Australian news outlet WAtoday claimed this week to have obtained a copy of the full investigation report by Australia's offshore safety regulator into last month's fire and subsequent power failures on board the giant offshore facility.
The report from the National Offshore Petroleum Safety & Environmental Management Authority (Nopsema) reportedly stated the steel spine of the vessel was potentially at risk of failing to support the more than 80,000 tonnes of topsides equipment on the FLNG vessel.
According to the report, a water filled cavity lies along the centre of the vessel, between the tanks that store LNG at minus 162 degrees Celsius, however, without power to heat the cavity, there is a risk the temperature of the steel could fall to dangerously low levels and weaken it.
According to WAtoday, Nopsema’s inspectors found that the unreliable power following the fire produced “significantly higher than normal” risks, noting that “cooling of the substructure in the vicinity of the LNG tanks could lead to catastrophic failure if unmitigated”.

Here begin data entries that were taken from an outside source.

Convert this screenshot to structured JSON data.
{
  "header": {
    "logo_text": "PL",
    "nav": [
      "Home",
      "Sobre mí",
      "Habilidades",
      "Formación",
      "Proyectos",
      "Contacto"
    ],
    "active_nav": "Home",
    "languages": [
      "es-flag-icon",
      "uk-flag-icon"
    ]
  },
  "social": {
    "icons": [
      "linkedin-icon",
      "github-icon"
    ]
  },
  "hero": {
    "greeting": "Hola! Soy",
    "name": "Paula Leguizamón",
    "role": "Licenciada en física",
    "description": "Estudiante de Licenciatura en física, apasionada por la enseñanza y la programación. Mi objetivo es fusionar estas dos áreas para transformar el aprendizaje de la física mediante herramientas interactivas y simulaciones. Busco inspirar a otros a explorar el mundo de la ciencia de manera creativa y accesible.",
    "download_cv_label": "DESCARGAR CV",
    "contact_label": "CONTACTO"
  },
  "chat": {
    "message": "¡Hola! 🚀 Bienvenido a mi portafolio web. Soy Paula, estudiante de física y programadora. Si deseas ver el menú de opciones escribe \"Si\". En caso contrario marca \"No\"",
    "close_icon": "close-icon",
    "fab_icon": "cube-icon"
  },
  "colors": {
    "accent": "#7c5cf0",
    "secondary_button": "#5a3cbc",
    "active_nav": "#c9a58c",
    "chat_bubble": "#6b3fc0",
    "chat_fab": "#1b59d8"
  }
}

However, Upstream understands the report also stated that Nopsema inspectors found that the operator had “appropriately managed” immediate risks to Prelude through established processes following the incident.
It is also understood that inspectors cited process safety risk controls had been implemented on Prelude, including the reinstatement of glycol heating to cargo spaces to mitigate subcooling of the substructure.
Union group's take aim at regulator
However, Nopsema’s findings have angered union groups, with the Offshore Alliance — a coalition between the Australian Workers’ Union and the Maritime Union of Australia —calling out the claim that Shell had appropriately managed the immediate risk to workers onboard Prelude.
“Shell went through similar issues in 2020 and learnt nothing from their previous mistakes,” the union group said.
“Shell didn't even have back-up emergency power for the Prelude hospital - this is not properly "managing the immediate risks".
“Neither [are]... the associated risks of having a lack of sanitation and HVAC (heating, ventilation and air conditioning). Or having workers work 30 hour shifts to deal with the emergency.”
The Offshore Alliance also hit out at Nopsema's decision to not prosecute Shell, at this time, with the union group claiming Shell’s senior management needs to be “held to account” over the incident.
Following the release of the Nopsema report, a Shell spokesperson confirmed: “Production on Prelude has been suspended temporarily, and an investigation into the root cause of the incident is underway.
“We will continue to work methodically through the stages in the process to prepare for hydrocarbon restart with safety and stability foremost in mind.”
Upstream understands that mainspower has since been restored on Prelude and that Shell is still working through its own internal investigation into the incident.